Il cristocentrismo, in catechesi, significa “che mediante essa non si vuole che ciascuno trasmetta la propria dottrina o quella di un altro maestro, ma l’insegnamento di Gesù Cristo, la verità che egli comunica o, più esattamente, la verità che egli è. Bisogna dire dunque che nella catechesi è Cristo, Verbo incarnato e Figlio di Dio, che viene insegnato, e tutto il resto lo è in riferimento a lui; e che solo Cristo insegna, mentre ogni altro lo fa nella misura in cui è il suo portavoce, consentendo al Cristo di insegnare per bocca sua. La costante preoccupazione di ogni catechista - quale che sia il livello delle sue responsabilità nella chiesa - dev’essere quella di far passare, attraverso il proprio insegnamento ed il proprio comportamento, la dottrina e la vita di Gesù. Egli non cercherà di fermare su se stesso, sulle sue opinioni ed attitudini personali l’attenzione e l’adesione dell’intelligenza e del cuore di colui che sta catechizzando; e, soprattutto, non cercherà di inculcare le sue opinioni ed opzioni personali, come se queste esprimessero la dottrina e le lezioni di vita del Cristo. Ogni catechista dovrebbe poter applicare a se stesso la misteriosa parola di Gesù: «La mia dottrina non è mia, ma di colui che mi ha mandato». E’ questo che fa s. Paolo trattando una questione di primaria importanza: «Io ho ricevuto dal Signore quello che a mia volta vi ho trasmesso». Quale frequentazione assidua della parola di Dio trasmessa dal magistero della chiesa, quale profonda familiarità col Cristo e col Padre, quale spirito di preghiera, quale distacco da sé deve avere un catechista per poter dire: «La mia dottrina non è mia»!

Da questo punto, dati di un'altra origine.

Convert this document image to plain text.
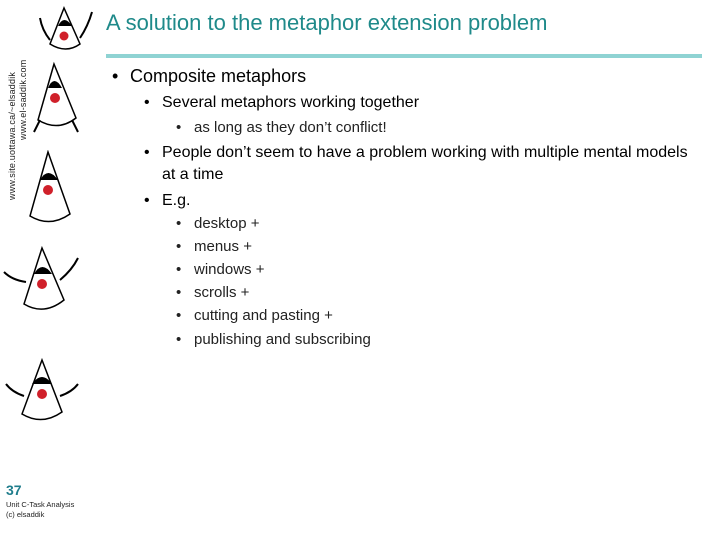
www.site.uottawa.ca/~elsaddik www.el-saddik.com
A solution to the metaphor extension problem
• Composite metaphors
• Several metaphors working together
• as long as they don’t conflict!
• People don’t seem to have a problem working with multiple mental models at a time
• E.g.
• desktop +
• menus +
• windows +
• scrolls +
• cutting and pasting +
• publishing and subscribing
37
Unit C-Task Analysis
(c) elsaddik
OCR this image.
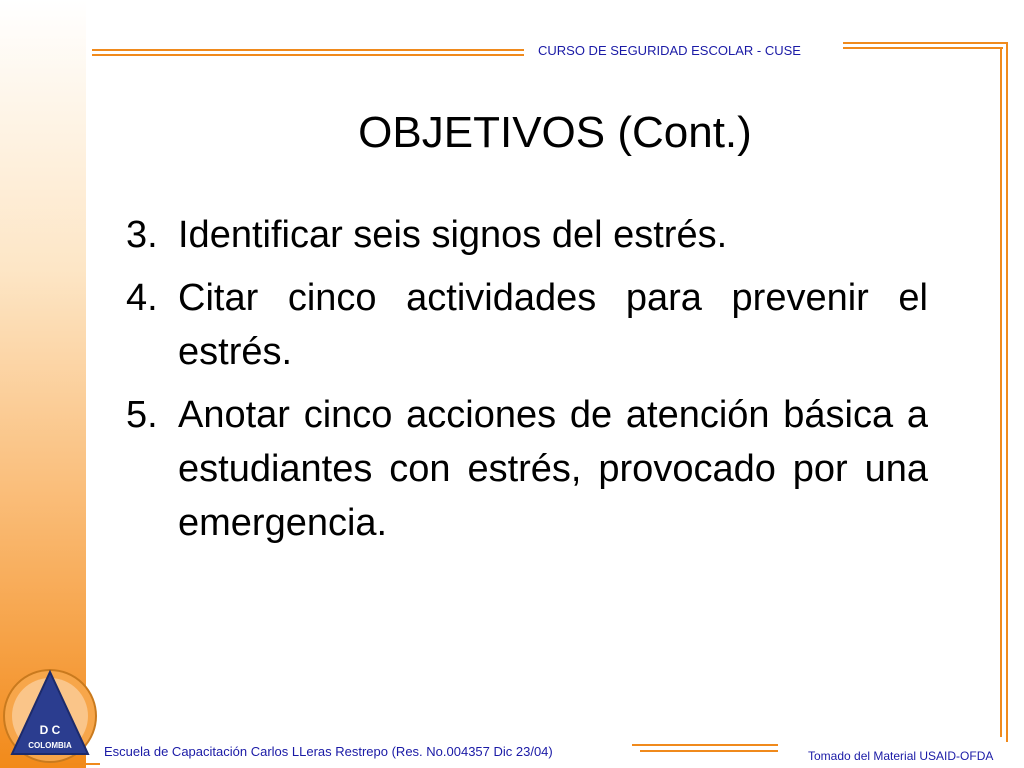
CURSO DE SEGURIDAD ESCOLAR - CUSE
OBJETIVOS (Cont.)
3. Identificar seis signos del estrés.
4. Citar cinco actividades para prevenir el estrés.
5. Anotar cinco acciones de atención básica a estudiantes con estrés, provocado por una emergencia.
Escuela de Capacitación Carlos LLeras Restrepo (Res. No.004357 Dic 23/04)	Tomado del Material USAID-OFDA
D C
COLOMBIA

Questa non è un corpo di verità astratte: essa è comunicazione del mistero vivente di Dio. La qualità di colui che l’insegna nel vangelo e la natura del suo insegnamento sorpassano del tutto quelle dei «maestri» in Israele, grazie al legame unico che passa tra ciò che egli dice, ciò che fa e ciò che è. Resta il fatto, tuttavia, che i vangeli riferiscono chiaramente alcuni momenti in cui Gesù insegna. «Gesù fece e insegnò»: in questi due verbi che aprono il libro degli Atti, san Luca unisce ed insieme distingue due poli nella missione di Cristo.

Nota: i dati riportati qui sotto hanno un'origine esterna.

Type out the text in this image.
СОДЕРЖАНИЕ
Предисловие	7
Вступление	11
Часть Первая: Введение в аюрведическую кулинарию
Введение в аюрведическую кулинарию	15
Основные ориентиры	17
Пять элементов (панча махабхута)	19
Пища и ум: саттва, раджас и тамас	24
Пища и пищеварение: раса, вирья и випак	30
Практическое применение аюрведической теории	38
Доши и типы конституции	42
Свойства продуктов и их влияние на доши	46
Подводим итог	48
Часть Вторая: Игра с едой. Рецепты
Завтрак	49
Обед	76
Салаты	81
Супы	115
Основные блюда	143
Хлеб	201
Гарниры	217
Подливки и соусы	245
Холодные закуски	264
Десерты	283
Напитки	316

Gesù ha insegnato: è, questa, la testimonianza che dà di se stesso: «Ogni giorno stavo seduto nel tempio ad insegnare». È l’osservazione ammirata degli evangelisti, sorpresi di vederlo sempre e in ogni luogo nell’atto di insegnare, in un modo e con un’autorità fino ad allora sconosciuti. «Di nuovo le folle si radunavano intorno a lui, ed egli, come era solito, di nuovo le ammaestrava»; «ed essi erano colpiti dal suo insegnamento, perché insegnava, come avendo autorità». È quanto rilevano anche i suoi nemici, per ricavarne un motivo di accusa, di condanna: «Costui solleva il popolo, insegnando per tutta la Giudea, dopo aver cominciato dalla Galilea, fino a qui»” (Catechesi Tradendae 6-7).
 
… chi mi ha mandato è veritiero, e voi non lo conoscete - Mario Galizzi (Vangelo secondo Giovanni): L’accusa è molto forte e spiega la violenta reazione dell’uditorio (7,30). Eppure con queste sue parole Gesù, come in 5,37-40, indica il cammino per entrare nel mistero della sua persona. L’evangelista non si ripete, ma il senso è lo stesso: solo chi accetta quella conoscenza di Dio che viene dalle Scritture e per mezzo di essa si lascia ammaestrare da Dio (6,45) e condurre da lui (6,44), riconoscerà chi è veramente Gesù; se non c’è questa docilità a a Dio, l’unica reazione possibile è di far tacere la sua voce: cercarono di catturarlo, ma la sua ora non era ancora venuta (7,30).
L’intenzione degli ostili interlocutori è di uccidere Gesù, ma lo sguardo dell’evangelista si fissa sull’ora di Gesù. Certamente l’ora implica la morte, ma è soprattutto vista come il momento dell’esaltazione, dell’innalzamento, della glorificazione, dell’ascendere di Gesù dov’era prima (6,62) o, come subito si dirà, del suo ritorno a colui che lo ha mandato (7,33).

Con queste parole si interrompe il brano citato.